The Christian right is using pseudo-science and mass-marketing techniques as a Trojan horse against reason, journalist and author Chris Hedges argued last week. Obviously, he’s right to be alarmed. And we can go deeper into the issue by asking why the Christian right is so determined to undermine reason.
The danger of creationism, Hedges writes, “is that, like the pseudo-science of Nazi eugenics, it allows facts to be accepted or discarded according to the dictates of a preordained ideology.” Nazi eugenics refers to the doctrine that racial engineering and sterilization can help to create a master race. The doctrine of eugenics was a self-defeating coping strategy that arose following the German people’s collapse into self-doubt, despair, and even self-hatred after their humbling defeat in World War I and their country’s subsequent hyper-inflation and economic depression.
Creationism, which identifies humanity as a master species in God’s image, is also a coping strategy for a poor sense of self. The doctrine contends that human beings are special creations of God who have miraculously bypassed the evolutionary process that shapes all life forms. People embrace this belief as truth because doing so is emotionally satisfying: This belief elevates them in their own eyes. It’s really not about God at all. In a process that is mostly unconscious, these individuals are desperate to feel recognized and validated by something bigger and better than them. God just happens to do the trick. This desperation for recognition arises out of their underdeveloped sense of self. Even their great hunger for salvation is a craving for rescue from such an impoverished experience of self.

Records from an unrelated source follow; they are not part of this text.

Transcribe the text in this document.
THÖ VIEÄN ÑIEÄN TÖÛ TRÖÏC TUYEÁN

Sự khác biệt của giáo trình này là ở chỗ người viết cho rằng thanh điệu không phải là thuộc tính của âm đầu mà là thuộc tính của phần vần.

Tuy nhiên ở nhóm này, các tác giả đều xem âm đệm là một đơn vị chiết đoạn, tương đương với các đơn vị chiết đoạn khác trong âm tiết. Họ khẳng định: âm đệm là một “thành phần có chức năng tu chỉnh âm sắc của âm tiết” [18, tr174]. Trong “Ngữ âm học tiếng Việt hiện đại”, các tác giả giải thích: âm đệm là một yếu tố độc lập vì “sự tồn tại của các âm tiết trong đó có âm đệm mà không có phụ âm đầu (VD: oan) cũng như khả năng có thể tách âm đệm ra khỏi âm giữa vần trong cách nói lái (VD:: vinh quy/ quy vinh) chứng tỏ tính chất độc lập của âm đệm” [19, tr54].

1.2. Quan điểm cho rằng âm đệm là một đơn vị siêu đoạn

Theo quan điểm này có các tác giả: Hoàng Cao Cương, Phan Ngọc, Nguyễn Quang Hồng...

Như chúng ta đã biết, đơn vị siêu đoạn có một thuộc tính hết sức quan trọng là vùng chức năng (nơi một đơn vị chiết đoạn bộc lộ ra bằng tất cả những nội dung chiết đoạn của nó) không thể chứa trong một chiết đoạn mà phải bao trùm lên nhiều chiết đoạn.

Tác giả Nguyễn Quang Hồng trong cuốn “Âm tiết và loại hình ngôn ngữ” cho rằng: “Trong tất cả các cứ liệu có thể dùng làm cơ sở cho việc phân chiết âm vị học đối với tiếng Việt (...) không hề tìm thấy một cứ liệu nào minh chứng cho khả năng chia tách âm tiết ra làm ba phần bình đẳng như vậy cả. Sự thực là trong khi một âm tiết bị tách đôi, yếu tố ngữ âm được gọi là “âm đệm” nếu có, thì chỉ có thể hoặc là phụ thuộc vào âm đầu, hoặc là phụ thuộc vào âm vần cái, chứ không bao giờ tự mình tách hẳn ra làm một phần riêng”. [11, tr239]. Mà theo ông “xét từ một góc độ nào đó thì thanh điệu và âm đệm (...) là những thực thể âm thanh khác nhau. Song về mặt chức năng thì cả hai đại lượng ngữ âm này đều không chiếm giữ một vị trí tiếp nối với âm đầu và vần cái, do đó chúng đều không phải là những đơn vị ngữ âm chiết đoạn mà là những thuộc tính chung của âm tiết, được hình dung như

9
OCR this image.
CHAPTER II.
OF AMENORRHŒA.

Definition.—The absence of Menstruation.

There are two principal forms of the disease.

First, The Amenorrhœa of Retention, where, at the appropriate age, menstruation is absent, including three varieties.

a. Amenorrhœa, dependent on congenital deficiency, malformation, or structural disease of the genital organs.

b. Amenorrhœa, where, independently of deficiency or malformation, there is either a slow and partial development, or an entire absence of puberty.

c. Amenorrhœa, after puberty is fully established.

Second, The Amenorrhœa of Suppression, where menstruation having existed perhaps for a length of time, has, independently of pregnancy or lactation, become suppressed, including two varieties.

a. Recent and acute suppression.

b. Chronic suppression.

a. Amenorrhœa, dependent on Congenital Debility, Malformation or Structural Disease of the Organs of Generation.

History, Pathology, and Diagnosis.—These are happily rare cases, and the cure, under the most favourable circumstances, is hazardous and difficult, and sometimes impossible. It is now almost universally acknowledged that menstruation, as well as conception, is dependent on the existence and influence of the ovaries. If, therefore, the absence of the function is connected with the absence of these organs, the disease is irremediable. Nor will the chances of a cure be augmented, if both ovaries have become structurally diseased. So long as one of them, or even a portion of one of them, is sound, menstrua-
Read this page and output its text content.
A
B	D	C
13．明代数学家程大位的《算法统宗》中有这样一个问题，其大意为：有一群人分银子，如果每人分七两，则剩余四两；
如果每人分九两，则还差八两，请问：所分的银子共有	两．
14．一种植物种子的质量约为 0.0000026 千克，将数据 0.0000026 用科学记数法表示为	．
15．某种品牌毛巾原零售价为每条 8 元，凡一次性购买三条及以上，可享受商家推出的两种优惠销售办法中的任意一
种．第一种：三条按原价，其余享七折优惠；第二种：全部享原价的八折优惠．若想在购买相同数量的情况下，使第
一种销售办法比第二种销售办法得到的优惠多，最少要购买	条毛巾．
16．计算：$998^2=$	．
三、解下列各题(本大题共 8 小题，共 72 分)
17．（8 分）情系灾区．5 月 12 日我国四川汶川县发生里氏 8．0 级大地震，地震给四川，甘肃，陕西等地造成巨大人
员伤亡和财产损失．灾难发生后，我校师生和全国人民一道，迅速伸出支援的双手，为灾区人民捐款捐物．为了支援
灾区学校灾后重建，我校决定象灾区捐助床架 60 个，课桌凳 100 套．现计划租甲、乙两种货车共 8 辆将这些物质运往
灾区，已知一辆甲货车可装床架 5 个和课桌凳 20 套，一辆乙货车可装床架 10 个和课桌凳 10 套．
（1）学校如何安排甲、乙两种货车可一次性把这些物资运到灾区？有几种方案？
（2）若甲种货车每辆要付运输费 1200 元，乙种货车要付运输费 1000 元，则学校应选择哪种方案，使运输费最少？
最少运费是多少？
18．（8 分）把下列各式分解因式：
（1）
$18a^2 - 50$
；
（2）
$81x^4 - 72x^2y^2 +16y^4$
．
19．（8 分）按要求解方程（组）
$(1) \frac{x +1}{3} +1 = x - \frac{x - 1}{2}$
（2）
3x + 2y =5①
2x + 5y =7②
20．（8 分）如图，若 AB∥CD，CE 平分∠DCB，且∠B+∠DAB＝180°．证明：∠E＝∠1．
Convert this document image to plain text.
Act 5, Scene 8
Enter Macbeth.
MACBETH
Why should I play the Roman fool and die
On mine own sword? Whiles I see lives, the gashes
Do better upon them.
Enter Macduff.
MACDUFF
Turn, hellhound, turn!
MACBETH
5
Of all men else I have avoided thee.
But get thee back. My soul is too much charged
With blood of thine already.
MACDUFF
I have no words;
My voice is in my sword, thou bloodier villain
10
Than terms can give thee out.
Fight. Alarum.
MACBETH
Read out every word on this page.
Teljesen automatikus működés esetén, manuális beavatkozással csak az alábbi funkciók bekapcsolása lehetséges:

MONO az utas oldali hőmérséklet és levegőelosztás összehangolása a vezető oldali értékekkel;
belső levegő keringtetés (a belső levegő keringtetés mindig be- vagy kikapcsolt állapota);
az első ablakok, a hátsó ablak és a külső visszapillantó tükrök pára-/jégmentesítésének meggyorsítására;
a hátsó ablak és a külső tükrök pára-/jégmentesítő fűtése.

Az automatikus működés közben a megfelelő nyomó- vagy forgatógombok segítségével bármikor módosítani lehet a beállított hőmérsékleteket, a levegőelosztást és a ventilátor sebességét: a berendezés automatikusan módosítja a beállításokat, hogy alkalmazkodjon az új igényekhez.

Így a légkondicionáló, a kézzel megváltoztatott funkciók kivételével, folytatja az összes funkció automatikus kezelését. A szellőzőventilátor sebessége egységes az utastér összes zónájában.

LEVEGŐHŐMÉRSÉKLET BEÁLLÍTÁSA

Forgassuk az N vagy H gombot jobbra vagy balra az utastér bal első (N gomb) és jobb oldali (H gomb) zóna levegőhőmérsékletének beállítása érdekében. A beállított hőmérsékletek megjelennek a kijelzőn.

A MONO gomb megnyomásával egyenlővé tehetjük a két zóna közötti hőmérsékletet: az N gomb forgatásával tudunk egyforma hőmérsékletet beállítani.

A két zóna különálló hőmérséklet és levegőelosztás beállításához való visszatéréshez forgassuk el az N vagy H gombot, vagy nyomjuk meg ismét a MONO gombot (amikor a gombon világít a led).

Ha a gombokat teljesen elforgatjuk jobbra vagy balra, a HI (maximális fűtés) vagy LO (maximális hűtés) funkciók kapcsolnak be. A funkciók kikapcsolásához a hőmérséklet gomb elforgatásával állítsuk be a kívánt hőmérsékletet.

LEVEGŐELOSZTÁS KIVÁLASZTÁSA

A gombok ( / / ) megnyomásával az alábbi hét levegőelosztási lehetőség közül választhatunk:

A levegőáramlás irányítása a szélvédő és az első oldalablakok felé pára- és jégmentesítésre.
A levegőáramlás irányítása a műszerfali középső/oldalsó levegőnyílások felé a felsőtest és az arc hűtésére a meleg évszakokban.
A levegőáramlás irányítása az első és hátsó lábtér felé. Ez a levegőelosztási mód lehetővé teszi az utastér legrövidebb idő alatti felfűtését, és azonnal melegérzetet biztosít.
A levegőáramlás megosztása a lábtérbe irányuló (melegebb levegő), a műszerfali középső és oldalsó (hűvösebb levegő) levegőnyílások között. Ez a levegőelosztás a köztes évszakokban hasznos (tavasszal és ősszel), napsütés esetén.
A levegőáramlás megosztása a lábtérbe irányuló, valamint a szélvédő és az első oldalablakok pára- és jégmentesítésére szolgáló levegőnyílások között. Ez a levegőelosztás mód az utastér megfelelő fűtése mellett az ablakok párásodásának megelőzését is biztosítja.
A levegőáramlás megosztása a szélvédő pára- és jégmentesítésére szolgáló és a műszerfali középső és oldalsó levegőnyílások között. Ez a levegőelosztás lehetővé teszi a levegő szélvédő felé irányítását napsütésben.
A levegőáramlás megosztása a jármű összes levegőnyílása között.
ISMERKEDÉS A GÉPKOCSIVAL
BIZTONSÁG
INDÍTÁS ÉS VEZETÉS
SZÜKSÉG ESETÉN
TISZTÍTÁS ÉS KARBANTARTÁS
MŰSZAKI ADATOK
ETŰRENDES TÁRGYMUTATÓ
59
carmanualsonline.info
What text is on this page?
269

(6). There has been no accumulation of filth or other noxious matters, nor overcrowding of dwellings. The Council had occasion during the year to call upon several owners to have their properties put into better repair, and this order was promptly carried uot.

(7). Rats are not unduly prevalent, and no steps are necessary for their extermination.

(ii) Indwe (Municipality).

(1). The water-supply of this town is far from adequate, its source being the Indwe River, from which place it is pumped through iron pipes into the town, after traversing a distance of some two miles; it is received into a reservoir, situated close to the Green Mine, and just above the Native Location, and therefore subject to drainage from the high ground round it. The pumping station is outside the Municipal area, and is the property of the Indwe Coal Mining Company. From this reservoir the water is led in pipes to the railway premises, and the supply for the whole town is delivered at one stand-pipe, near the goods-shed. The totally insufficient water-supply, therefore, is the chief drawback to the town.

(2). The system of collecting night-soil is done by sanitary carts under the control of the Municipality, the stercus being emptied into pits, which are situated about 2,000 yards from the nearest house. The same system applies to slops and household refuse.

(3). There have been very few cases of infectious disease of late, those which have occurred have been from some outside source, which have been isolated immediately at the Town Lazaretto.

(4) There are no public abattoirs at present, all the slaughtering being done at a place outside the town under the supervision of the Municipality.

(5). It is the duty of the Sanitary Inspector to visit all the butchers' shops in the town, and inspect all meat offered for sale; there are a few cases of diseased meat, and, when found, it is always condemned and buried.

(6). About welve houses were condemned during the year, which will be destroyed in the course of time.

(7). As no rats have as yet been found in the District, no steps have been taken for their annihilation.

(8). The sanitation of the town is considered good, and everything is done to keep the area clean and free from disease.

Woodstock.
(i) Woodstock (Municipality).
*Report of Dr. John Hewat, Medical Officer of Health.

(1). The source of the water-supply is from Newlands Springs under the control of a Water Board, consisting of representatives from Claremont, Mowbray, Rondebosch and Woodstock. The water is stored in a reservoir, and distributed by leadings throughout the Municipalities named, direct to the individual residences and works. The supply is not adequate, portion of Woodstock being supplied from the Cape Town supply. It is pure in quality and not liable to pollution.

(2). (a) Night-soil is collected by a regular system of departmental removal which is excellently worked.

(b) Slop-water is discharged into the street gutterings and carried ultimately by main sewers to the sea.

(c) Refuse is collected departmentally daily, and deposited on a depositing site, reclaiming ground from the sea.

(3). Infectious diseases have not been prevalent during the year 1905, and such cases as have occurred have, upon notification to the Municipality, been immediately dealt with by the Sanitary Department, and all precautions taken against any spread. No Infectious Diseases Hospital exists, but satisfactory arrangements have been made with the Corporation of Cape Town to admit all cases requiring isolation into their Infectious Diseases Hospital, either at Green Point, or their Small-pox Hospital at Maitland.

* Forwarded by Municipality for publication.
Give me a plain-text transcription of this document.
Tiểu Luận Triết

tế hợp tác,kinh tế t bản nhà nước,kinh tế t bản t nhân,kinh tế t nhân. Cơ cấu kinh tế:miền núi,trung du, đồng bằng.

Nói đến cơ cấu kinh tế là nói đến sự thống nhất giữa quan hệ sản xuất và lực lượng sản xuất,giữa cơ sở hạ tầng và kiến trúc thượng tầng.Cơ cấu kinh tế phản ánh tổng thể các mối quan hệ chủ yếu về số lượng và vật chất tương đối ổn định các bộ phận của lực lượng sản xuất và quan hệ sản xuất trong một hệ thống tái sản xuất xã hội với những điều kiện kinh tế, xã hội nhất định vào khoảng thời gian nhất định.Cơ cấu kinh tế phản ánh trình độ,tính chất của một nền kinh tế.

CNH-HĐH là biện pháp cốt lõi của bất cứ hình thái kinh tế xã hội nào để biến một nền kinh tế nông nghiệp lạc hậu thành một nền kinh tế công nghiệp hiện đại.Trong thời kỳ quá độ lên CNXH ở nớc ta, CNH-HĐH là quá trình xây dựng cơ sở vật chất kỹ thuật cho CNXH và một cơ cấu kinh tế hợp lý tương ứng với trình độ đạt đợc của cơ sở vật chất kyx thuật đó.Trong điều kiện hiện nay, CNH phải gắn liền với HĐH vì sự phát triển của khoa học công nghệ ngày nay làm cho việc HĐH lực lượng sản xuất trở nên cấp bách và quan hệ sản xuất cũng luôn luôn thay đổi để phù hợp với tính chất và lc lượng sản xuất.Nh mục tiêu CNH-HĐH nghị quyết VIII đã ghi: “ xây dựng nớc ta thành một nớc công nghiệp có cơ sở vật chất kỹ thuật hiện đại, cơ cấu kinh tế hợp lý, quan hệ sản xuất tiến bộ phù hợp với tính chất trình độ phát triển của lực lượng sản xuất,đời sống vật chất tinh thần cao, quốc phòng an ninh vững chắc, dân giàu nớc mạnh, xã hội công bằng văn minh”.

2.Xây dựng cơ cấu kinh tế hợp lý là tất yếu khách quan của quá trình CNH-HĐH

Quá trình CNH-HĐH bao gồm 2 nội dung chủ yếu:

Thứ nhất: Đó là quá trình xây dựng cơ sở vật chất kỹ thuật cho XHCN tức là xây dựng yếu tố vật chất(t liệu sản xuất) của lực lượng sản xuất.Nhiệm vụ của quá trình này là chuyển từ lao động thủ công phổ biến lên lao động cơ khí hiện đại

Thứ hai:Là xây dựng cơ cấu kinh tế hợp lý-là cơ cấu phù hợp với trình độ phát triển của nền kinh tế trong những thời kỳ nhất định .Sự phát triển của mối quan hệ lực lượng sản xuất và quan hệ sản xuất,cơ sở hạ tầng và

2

Like eugenics, creationism is also self-defeating. Because it is used to cover up psychological issues, it’s a blockage in the path of its adherents’ self-development. If they refuse to believe in the possibility of evolution, they reject knowledge of who and what they are. This obviously limits their potential for growth. They sacrifice their well-being for an ideology: Their self-imposed stagnation becomes their evidence for the falsity of human evolution.
People with a poor sense of self often compensate by convincing themselves that they are superior. This is the mechanism of narcissists, who also have an exceedingly weak sense of self. The doctrine of eugenics, too, was a statement of superiority, induced by self-doubt and self-loathing. Creationists are also eager for some means by which to feel superior. They can feel superior by believing they’re specially chosen by God. They can also convince themselves they are morally superior by condemning the beliefs and actions of humanists, secularists, and liberals. Their “superiority” extends, of course, to all creatures as well as the laws of nature.